The statement was first reported by the Daily Beast, which explained that Dowd said he was speaking on behalf of Trump. Dowd later backtracked, telling the Washington Post that he was speaking only for himself. Trump has been known in the past to direct surrogates to make bold claims publicly as a way of market-testing ideas. Dowd declined to say if he consulted the President before issuing his statement.
An Administration official said that Trump "just thinks they should wrap it up. He sees it becoming a big fishing expedition."
For months now, the President has raged in private conversations with friends and advisers over the intensifying investigation. People familiar with his thinking said he has been especially agitated by Mueller's probing into the financial and other records of his private business, the Trump Organisation.
Sessions fired McCabe as an outgrowth of an investigation by Justice Department Inspector General Michael Horowitz, who is examining the FBI's handling of its probe of former Secretary of State Hillary Clinton's use of a private email server. In the course of that broad review, Horowitz's team found that McCabe had authorised two other FBI officials to speak to the media about an ongoing criminal investigation, and then - in their view - misled investigators about it.
White House officials said they did not believe Trump had explicitly ordered Sessions to fire McCabe. But he arguably did not have to. McCabe had long drawn Trump's ire, and the President has publicly called for his dismissal. Trump has long been furious at Sessions for recusing himself from overseeing the Mueller probe. White House officials said the Attorney-General is perpetually trying to prove his worth to Trump and had to have known that firing McCabe would please the boss.

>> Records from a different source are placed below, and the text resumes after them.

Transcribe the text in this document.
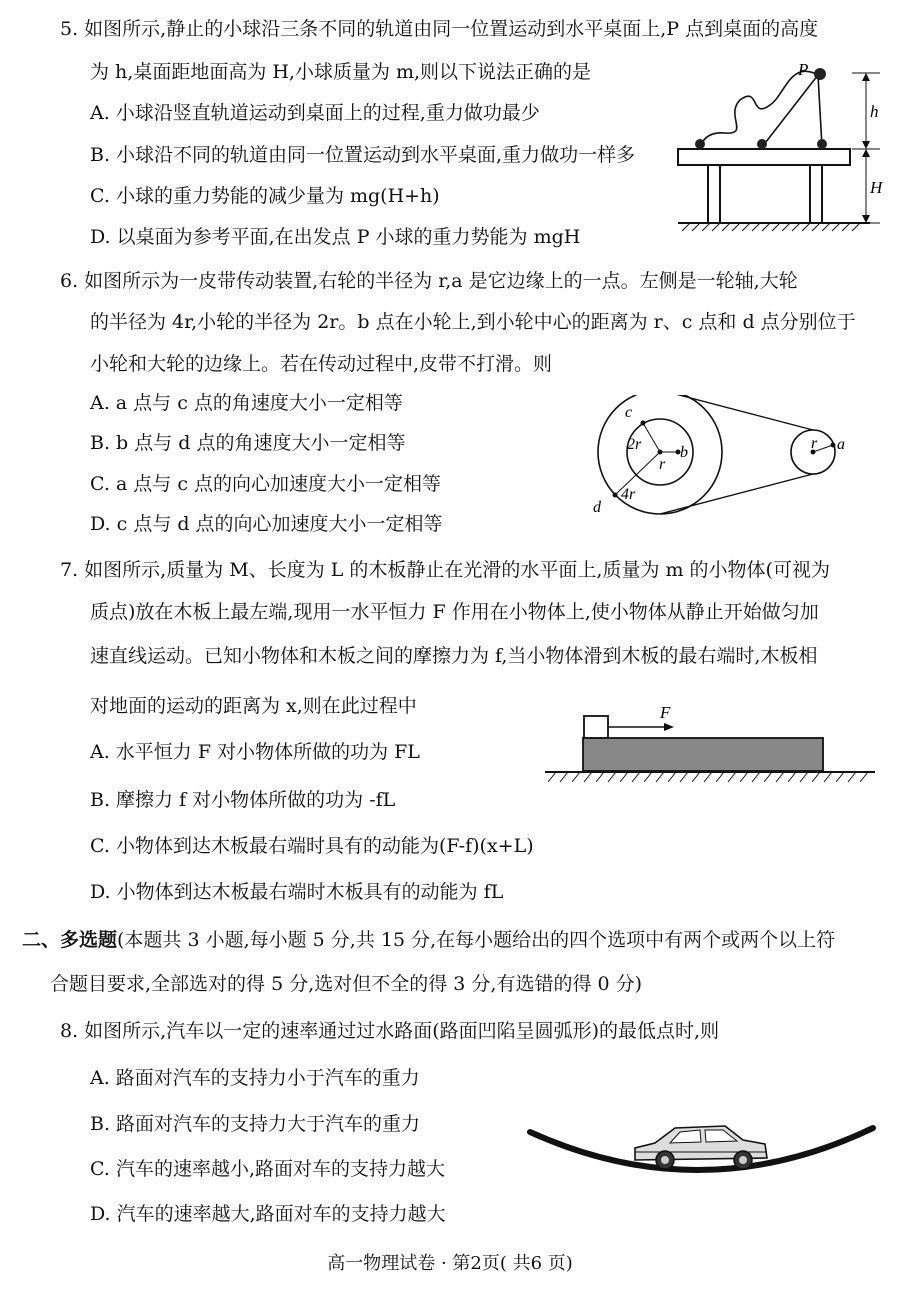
5. 如图所示,静止的小球沿三条不同的轨道由同一位置运动到水平桌面上,P 点到桌面的高度
为 h,桌面距地面高为 H,小球质量为 m,则以下说法正确的是
A. 小球沿竖直轨道运动到桌面上的过程,重力做功最少
B. 小球沿不同的轨道由同一位置运动到水平桌面,重力做功一样多
C. 小球的重力势能的减少量为 mg(H+h)
D. 以桌面为参考平面,在出发点 P 小球的重力势能为 mgH
P
h
H
6. 如图所示为一皮带传动装置,右轮的半径为 r,a 是它边缘上的一点。左侧是一轮轴,大轮
的半径为 4r,小轮的半径为 2r。b 点在小轮上,到小轮中心的距离为 r、c 点和 d 点分别位于
小轮和大轮的边缘上。若在传动过程中,皮带不打滑。则
A. a 点与 c 点的角速度大小一定相等
B. b 点与 d 点的角速度大小一定相等
C. a 点与 c 点的向心加速度大小一定相等
D. c 点与 d 点的向心加速度大小一定相等
c
2r
r
b
4r
d
r a
7. 如图所示,质量为 M、长度为 L 的木板静止在光滑的水平面上,质量为 m 的小物体(可视为
质点)放在木板上最左端,现用一水平恒力 F 作用在小物体上,使小物体从静止开始做匀加
速直线运动。已知小物体和木板之间的摩擦力为 f,当小物体滑到木板的最右端时,木板相
对地面的运动的距离为 x,则在此过程中
A. 水平恒力 F 对小物体所做的功为 FL
B. 摩擦力 f 对小物体所做的功为 -fL
C. 小物体到达木板最右端时具有的动能为(F-f)(x+L)
D. 小物体到达木板最右端时木板具有的动能为 fL
F
二、多选题(本题共 3 小题,每小题 5 分,共 15 分,在每小题给出的四个选项中有两个或两个以上符
合题目要求,全部选对的得 5 分,选对但不全的得 3 分,有选错的得 0 分)
8. 如图所示,汽车以一定的速率通过过水路面(路面凹陷呈圆弧形)的最低点时,则
A. 路面对汽车的支持力小于汽车的重力
B. 路面对汽车的支持力大于汽车的重力
C. 汽车的速率越小,路面对车的支持力越大
D. 汽车的速率越大,路面对车的支持力越大
高一物理试卷 · 第2页( 共6 页)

Trump hailed McCabe's dismissal in a gleeful tweet as "A great day for Democracy." Former CIA director John Brennan responded on Twitter: "When the full extent of your venality, moral turpitude, and political corruption becomes known, you will take your rightful place as a disgraced demagogue in the dustbin of history. You may scapegoat Andy McCabe, but you will not destroy America . . . America will triumph over you."
After Dowd issued his statement yesterday, Trump reiterated his claim that there was "no collusion" between his campaign and Russians, and attacked federal agencies that are under his command. But he stopped short of echoing Dowd's call for an end to the Mueller probe.
In a second tweet, Trump repeated his now-familiar attacks on McCabe and Comey. Some allies worry he is playing with fire by taunting the FBI.
"This is open, all-out war, and guess what? The FBI's going to win," said one ally. "You can't fight the FBI. They're going to torch him."
3 reasons to fire
1) To send messages. Firing Andrew McCabe could be a scare tactic to deter others from leaking or a warning that if Donald Trump thinks you are his enemy, he might come after you.
2) To show power over Jeff Sessions. Trump has not held back when he disagrees with his Attorney-General.
3) To look like a champion of the working class. On Fox & Friends on Friday, aide Kellyanne Conway said Trump had met "a tearful cafeteria worker ... saying thank you for my tax cut." Host Ainsley Earhardt said: "[McCabe] gets to live on a pension that hard-working lady has to pay for ... [Sessions could] ... fire that guy."